É um momento ingrato que acaba por acontecer na vida de qualquer leitor: a tarefa de arrumar a estante e escolher os livros que têm que ser postos fora de casa. No meu caso a separação não é assim tão dramática porque na verdade só preciso escolher os livros que não estarão comigo todos os dias já que os outros rumarão para as estantes da casa da minha mãe onde, na verdade, começo a construir uma biblioteca que um dia poderá contar a minha história enquanto leitora.
Ainda assim, escolher livros e pô-los dentro de caixas não é fácil, fico sempre com aquele sentimento de traição, de estar a pôr fora de casa um amigo.
Esta arrumação andava a ser pensada há algum tempo porque a minha estante tem pouco espaço e estava num estado miserável, com livros na vertical e na horizontal, com tudo misturado e sem espaço para mais nada (e como é óbvio há livros que preciso comprar).
Já tinha decidido que estava na altura de me separar de alguns livros de que tinham sobrevivido às últimas purgas e que na verdade não estou a pensar ler ou reler (falo, por exemplo, da minha colecção de livros da Marion Zimmer Bradley, da Isabel Allende ou dos policiais). Os livros que sabia que tinham que ficar eram os que ainda não tinha lido, que penso reler, que posso querer consultar nos tempos mais próximos e os técnicos (já só cá estão uma pequena amostra). Ou seja, só iriam ficar os essenciais.
Comecei a encher caixas. Foi fácil encher duas. Achei (inocente que sou) que isso seria suficiente para libertar o espaço e ficar com uma estante decente.
A fase seguinte é a da arrumação. Há quem arrume os livros por cores, há quem o faça por "lidos/não lidos", há quem arrume por ordem alfabética ou por editora. O meu critério é mais estranho (nunca vos disse que era normal, pois não?) e baseia-se na amizade. Este livro dar-se-ia bem com este; este autor ia gostar de estar ao lado deste. Sou incapaz de pôr ao lado de um dos meus livros preferidos um de que não goste ou de pôr ao lado de um escritor genial um que considero menos talentoso.

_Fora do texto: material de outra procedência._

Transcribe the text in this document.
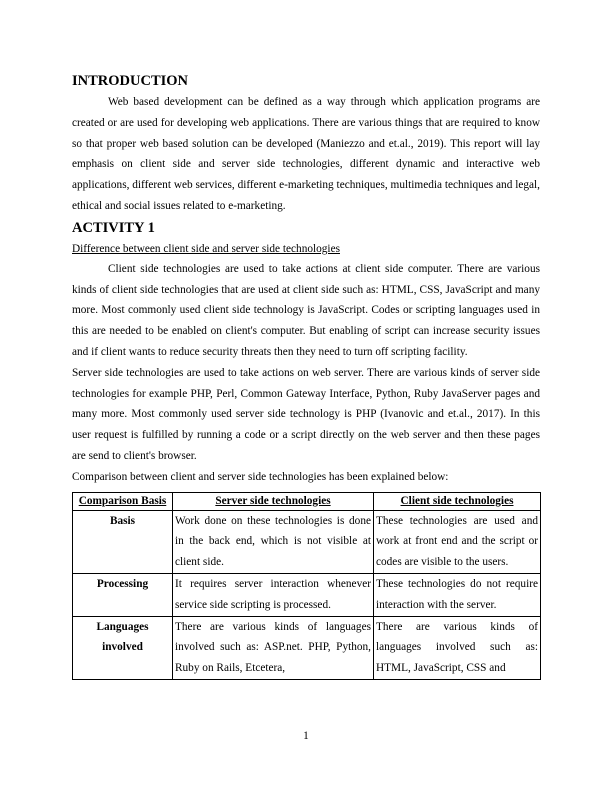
INTRODUCTION

Web based development can be defined as a way through which application programs are created or are used for developing web applications. There are various things that are required to know so that proper web based solution can be developed (Maniezzo and et.al., 2019). This report will lay emphasis on client side and server side technologies, different dynamic and interactive web applications, different web services, different e-marketing techniques, multimedia techniques and legal, ethical and social issues related to e-marketing.

ACTIVITY 1

Difference between client side and server side technologies

Client side technologies are used to take actions at client side computer. There are various kinds of client side technologies that are used at client side such as: HTML, CSS, JavaScript and many more. Most commonly used client side technology is JavaScript. Codes or scripting languages used in this are needed to be enabled on client's computer. But enabling of script can increase security issues and if client wants to reduce security threats then they need to turn off scripting facility.

Server side technologies are used to take actions on web server. There are various kinds of server side technologies for example PHP, Perl, Common Gateway Interface, Python, Ruby JavaServer pages and many more. Most commonly used server side technology is PHP (Ivanovic and et.al., 2017). In this user request is fulfilled by running a code or a script directly on the web server and then these pages are send to client's browser.

Comparison between client and server side technologies has been explained below:

Comparison Basis	Server side technologies	Client side technologies
Basis	Work done on these technologies is done in the back end, which is not visible at client side.	These technologies are used and work at front end and the script or codes are visible to the users.
Processing	It requires server interaction whenever service side scripting is processed.	These technologies do not require interaction with the server.
Languages involved	There are various kinds of languages involved such as: ASP.net. PHP, Python, Ruby on Rails, Etcetera,	There are various kinds of languages involved such as: HTML, JavaScript, CSS and
1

Às tantas comecei a aperceber-me que numa das prateleiras só tinha livros de mulheres portuguesas e não pude deixar de sorrir. Ficaram lá livros da Inês Pedrosa, da Rosa Lobato de Faria, da Maria Velho da Costa, da Ana Saragoça, Da Maria João Lopo de Carvalho, da Dulce Maria Cardoso, da Lídia Jorge, da Patrícia Muller, da Sophia de Mello Breyner, da Rita Ferro, da Hélia Correia e da Ana Margarida de Carvalho. Não são todos os livros que tenho de escritoras português (faltam lá algumas das minhas favoritas, que só tenho em ebook ou cujos livros estão emprestados ou em casa da minha mãe) nem todos os livros destas escritoras mas é uma amostra interessante.
O problema foi quando comecei a ficar sem espaço e com muitos livros ainda por arrumar. Confesso que entrei em pânico e tive que tomar algumas decisões dolorosas. Foram duas caixas muito difíceis de encher.
E nas próximas semanas tenho que tirar pelo menos mais 2 caixas de livros desta estante. Tenho que arranjar coragem para pegar nos livros que ainda não li e que não me parece que vá ler nos tempos mais próximos e levá-los para outra estante. Mas agora não quero pensar nisso.